The exhibition Every void of dwmlc.net begins with a website and an oath.
Void-grammar-otah:
I hereby dedicate myself to the corrupted language of David-Wynn: Miller. I embrace his all-caps zoology of the void: lodial-contract-void, void-meaning, sweat-equity-value-void, and more. I commit to giving space to all 112 of them. I acknowledge Miller's links to the sovereign citizen movement, mass violence, anti-vaxxers, and January 6 insurrectionists. Can we hold our corrupted texts close while rejecting them? It seems they keep moving toward us.
The void isn't what it used to be. There's no single epic abyss, and there's no purity. Now, there are just so many of them.
With the numbers, voids become something we can count on and perhaps build on. As a starting point, I furiously misunderstand the endless legalese that David-Wynn: Miller produced before his death in 2018.
Miller called his opaque way of writing Quantum-Grammar, and it's rife with magical thinking.

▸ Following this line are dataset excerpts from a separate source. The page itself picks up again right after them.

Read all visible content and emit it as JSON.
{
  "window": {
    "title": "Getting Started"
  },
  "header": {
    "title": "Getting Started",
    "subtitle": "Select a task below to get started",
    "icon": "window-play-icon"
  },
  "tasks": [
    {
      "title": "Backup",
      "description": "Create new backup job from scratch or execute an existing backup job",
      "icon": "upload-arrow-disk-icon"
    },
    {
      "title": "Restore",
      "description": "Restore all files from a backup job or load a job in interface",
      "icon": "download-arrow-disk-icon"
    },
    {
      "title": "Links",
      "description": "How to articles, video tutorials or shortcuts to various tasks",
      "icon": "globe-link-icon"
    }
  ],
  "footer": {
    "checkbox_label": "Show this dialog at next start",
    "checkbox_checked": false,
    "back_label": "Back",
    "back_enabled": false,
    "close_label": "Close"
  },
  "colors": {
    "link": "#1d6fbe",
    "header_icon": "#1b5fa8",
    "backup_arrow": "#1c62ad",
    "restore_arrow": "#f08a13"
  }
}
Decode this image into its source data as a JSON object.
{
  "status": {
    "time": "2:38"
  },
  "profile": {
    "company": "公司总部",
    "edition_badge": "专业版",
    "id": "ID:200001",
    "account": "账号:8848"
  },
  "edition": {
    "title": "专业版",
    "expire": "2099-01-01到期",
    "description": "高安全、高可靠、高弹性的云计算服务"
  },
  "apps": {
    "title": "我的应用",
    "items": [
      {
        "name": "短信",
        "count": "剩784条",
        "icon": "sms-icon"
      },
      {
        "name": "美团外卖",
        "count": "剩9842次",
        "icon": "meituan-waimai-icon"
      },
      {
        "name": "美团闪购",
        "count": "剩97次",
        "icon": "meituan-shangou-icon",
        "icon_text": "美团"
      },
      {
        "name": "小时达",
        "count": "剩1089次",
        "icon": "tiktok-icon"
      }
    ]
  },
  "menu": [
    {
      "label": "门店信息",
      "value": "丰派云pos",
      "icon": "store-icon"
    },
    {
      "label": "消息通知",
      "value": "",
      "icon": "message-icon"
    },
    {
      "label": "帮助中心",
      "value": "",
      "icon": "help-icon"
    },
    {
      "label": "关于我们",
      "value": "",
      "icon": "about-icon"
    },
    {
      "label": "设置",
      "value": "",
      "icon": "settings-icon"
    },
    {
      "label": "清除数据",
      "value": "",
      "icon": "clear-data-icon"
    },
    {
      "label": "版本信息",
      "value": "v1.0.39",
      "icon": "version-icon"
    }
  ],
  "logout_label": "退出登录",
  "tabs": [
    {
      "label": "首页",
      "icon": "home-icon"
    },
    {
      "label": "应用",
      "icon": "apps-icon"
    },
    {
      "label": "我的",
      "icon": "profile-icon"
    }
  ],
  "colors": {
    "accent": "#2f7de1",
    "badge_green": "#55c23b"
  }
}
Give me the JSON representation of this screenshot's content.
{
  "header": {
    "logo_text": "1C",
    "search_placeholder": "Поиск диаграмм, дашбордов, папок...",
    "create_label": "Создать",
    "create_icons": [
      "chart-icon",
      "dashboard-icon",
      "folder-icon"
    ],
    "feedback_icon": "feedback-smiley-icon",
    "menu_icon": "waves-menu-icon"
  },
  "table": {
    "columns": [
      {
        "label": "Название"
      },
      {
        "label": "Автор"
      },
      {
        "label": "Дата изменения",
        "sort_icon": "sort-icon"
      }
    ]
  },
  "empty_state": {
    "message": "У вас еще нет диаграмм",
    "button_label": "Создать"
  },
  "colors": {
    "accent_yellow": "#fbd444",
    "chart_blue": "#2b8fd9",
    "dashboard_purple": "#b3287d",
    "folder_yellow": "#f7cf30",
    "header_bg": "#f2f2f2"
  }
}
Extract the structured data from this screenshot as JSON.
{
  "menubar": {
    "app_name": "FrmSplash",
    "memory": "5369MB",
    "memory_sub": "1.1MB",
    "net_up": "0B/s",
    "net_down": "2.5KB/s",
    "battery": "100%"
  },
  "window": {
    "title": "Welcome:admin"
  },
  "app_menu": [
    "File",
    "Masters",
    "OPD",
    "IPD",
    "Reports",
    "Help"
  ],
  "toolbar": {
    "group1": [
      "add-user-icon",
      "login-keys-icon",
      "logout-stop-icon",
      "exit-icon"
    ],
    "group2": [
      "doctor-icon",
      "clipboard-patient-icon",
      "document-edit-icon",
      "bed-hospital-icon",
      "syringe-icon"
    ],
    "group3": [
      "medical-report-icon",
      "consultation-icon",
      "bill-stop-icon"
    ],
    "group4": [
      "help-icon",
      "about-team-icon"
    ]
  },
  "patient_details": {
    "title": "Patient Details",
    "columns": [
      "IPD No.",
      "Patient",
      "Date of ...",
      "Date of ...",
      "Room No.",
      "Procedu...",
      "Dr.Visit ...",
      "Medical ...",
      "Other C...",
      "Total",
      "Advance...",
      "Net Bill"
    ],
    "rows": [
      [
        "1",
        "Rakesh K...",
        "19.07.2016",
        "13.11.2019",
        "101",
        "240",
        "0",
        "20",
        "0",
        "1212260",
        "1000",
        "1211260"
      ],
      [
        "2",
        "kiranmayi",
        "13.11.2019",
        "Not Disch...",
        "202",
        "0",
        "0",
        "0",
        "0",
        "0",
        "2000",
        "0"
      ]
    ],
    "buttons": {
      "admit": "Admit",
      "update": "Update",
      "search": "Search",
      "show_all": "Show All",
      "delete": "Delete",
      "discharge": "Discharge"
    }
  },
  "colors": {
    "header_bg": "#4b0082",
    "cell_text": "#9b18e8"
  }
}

By flooding the court system with documents that use his bizarre phrasing and punctuation, Miller promised that “The People” can take back legal and financial power. There is no dark maw here. Rather, these voids slip and double into threat/absurdity or possibility/collapse or weight/lightness. They hang unresolved like Schrodinger's cat superposition.
Or maybe it's just nothing. Why hasn't Miller's nonsense dissolved? Or has it? Or have we? And what do these voids even look like?
Perhaps we ask too much of our words. The installation is heavy with text but giddy with material. Tent poles arch and collapse, void-wear doubles, frames buckle, and waxed bricks keep things in the air. Articulated banners try to end-run a corrupted text.
I, the artist Greg Smith, hereby submit my tent-pole negotiation under the 45-days-trust-contract-void-rule. I pledge that all is in conversation with Miller's voids, which might be ignored, might be the sites of potential, might be laughable, and might sit sweetly with the worst of our words.